When you look at refining data into a valuable business results, it will involve a number of roles, each with a specific purpose.
Data Engineer: Drive data integration, connections, and quality
Data Scientist: Find new trends and convert into models
Business Analyst: Perform general analysis and prepares visualizations
App (Application) Developer: Uses many data services and integrates models
The Business Analyst may get assistance from the emerging Data Scientist role who can do a more sophisticated analysis, find a root cause to a problem, and develop a solution based on an insight that he or she discovers. The Data Scientist role is a pretty broad spectrum of individuals, ranging from the traditional user of SPSS, SAS, etc. to the “new” Data Scientist that is manipulating large amounts of data using open sources tool and program languages (versus a GUI).
The Data Engineer is another critical role. They focus enable data integrations, connections (plumbing) and data quality. They do the underlying enablement that a data scientist and business analyst depend on.
The App Developer himself needs data services to store and manage the applications he is building. For example, the data scientists may develop a model or algorithm that then gets instantiated in a reactive application.

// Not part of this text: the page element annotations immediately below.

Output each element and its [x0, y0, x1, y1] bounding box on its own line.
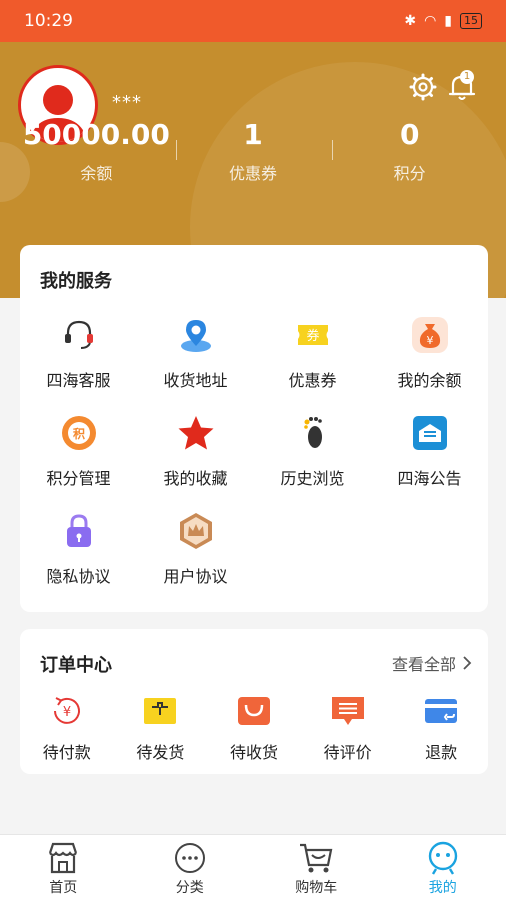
tab-label: 购物车	[295, 880, 338, 896]
service-customer-support[interactable]: 四海客服	[20, 315, 137, 391]
wifi-icon: ◠	[424, 13, 437, 29]
package-icon	[140, 693, 180, 729]
announcement-icon	[410, 413, 450, 453]
coupon-icon: 券	[293, 315, 333, 355]
money-bag-icon: ¥	[410, 315, 450, 355]
orders-card: 订单中心 查看全部 ¥ 待付款 待发货 待收货 待评价 退款	[20, 629, 488, 774]
category-dots-icon	[172, 841, 208, 875]
service-user-agreement[interactable]: 用户协议	[137, 511, 254, 587]
order-pending-review[interactable]: 待评价	[301, 693, 395, 763]
svg-text:券: 券	[306, 328, 319, 344]
service-privacy[interactable]: 隐私协议	[20, 511, 137, 587]
status-icons: ✱ ◠ ▮ 15	[404, 13, 482, 29]
service-label: 隐私协议	[46, 567, 111, 586]
stat-label: 优惠券	[229, 164, 278, 183]
order-refund[interactable]: 退款	[394, 693, 488, 763]
stat-value: 0	[399, 118, 420, 151]
crown-badge-icon	[176, 511, 216, 551]
footprint-icon	[293, 413, 333, 453]
bluetooth-icon: ✱	[404, 13, 417, 29]
view-all-orders-link[interactable]: 查看全部	[392, 651, 472, 675]
order-pending-receipt[interactable]: 待收货	[207, 693, 301, 763]
service-label: 四海客服	[46, 371, 111, 390]
shopping-bag-icon	[234, 693, 274, 729]
service-history[interactable]: 历史浏览	[254, 413, 371, 489]
cart-icon	[298, 841, 334, 875]
service-label: 优惠券	[288, 371, 337, 390]
headset-icon	[59, 315, 99, 355]
tab-cart[interactable]: 购物车	[253, 835, 380, 900]
svg-text:积: 积	[72, 426, 84, 441]
services-title: 我的服务	[40, 271, 112, 292]
stat-value: 50000.00	[22, 118, 170, 151]
lock-icon	[59, 511, 99, 551]
stat-points[interactable]: 0 积分	[331, 116, 488, 184]
tab-profile[interactable]: 我的	[380, 835, 506, 900]
orders-grid: ¥ 待付款 待发货 待收货 待评价 退款	[20, 693, 488, 763]
star-icon	[176, 413, 216, 453]
stat-coupons[interactable]: 1 优惠券	[175, 116, 332, 184]
service-label: 四海公告	[397, 469, 462, 488]
yen-pending-icon: ¥	[47, 693, 87, 729]
tab-label: 首页	[49, 880, 78, 896]
account-stats: 50000.00 余额 1 优惠券 0 积分	[18, 116, 488, 184]
svg-text:¥: ¥	[426, 334, 433, 347]
notification-badge: 1	[460, 70, 474, 84]
stat-label: 余额	[80, 164, 113, 183]
signal-icon: ▮	[444, 13, 452, 29]
tab-home[interactable]: 首页	[0, 835, 127, 900]
profile-face-icon	[425, 841, 461, 875]
location-pin-icon	[176, 315, 216, 355]
battery-icon: 15	[460, 13, 482, 29]
status-bar: 10:29 ✱ ◠ ▮ 15	[0, 0, 506, 42]
order-label: 待付款	[42, 743, 91, 762]
order-label: 待收货	[229, 743, 278, 762]
service-balance[interactable]: ¥ 我的余额	[371, 315, 488, 391]
service-label: 用户协议	[163, 567, 228, 586]
order-pending-payment[interactable]: ¥ 待付款	[20, 693, 114, 763]
stat-value: 1	[243, 118, 263, 151]
stat-label: 积分	[393, 164, 426, 183]
order-label: 待评价	[323, 743, 372, 762]
comment-icon	[328, 693, 368, 729]
stat-divider	[176, 140, 177, 160]
settings-gear-icon[interactable]	[408, 72, 438, 106]
service-coupons[interactable]: 券 优惠券	[254, 315, 371, 391]
order-pending-shipment[interactable]: 待发货	[114, 693, 208, 763]
service-points[interactable]: 积 积分管理	[20, 413, 137, 489]
order-label: 退款	[425, 743, 458, 762]
service-favorites[interactable]: 我的收藏	[137, 413, 254, 489]
order-label: 待发货	[136, 743, 185, 762]
store-icon	[45, 841, 81, 875]
bottom-tab-bar: 首页 分类 购物车 我的	[0, 834, 506, 900]
points-icon: 积	[59, 413, 99, 453]
stat-balance[interactable]: 50000.00 余额	[18, 116, 175, 184]
chevron-right-icon	[463, 656, 472, 670]
status-time: 10:29	[24, 11, 73, 31]
service-label: 我的余额	[397, 371, 462, 390]
refund-card-icon	[421, 693, 461, 729]
tab-categories[interactable]: 分类	[127, 835, 254, 900]
username[interactable]: ***	[112, 92, 142, 113]
service-label: 收货地址	[163, 371, 228, 390]
tab-label: 分类	[175, 880, 204, 896]
service-address[interactable]: 收货地址	[137, 315, 254, 391]
service-label: 历史浏览	[280, 469, 345, 488]
service-label: 我的收藏	[163, 469, 228, 488]
service-label: 积分管理	[46, 469, 111, 488]
stat-divider	[332, 140, 333, 160]
services-card: 我的服务 四海客服 收货地址 券 优惠券 ¥ 我的余额 积 积分管理 我的收藏 …	[20, 245, 488, 612]
service-announcements[interactable]: 四海公告	[371, 413, 488, 489]
tab-label: 我的	[428, 880, 457, 896]
svg-text:¥: ¥	[63, 705, 71, 720]
orders-title: 订单中心	[40, 655, 112, 676]
view-all-label: 查看全部	[391, 655, 456, 674]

They all have similar requirements:
They want self-service; they often take the do-it-yourself approach which makes it challenging to collaborate and move the result to production. It also may result in them not having access to all data.
They often need and want access to many different tools and capabilities, many of which are open-source based.
They want and need to collaborate with each other. Getting all of these groups working together more easily can speed time to insight and results.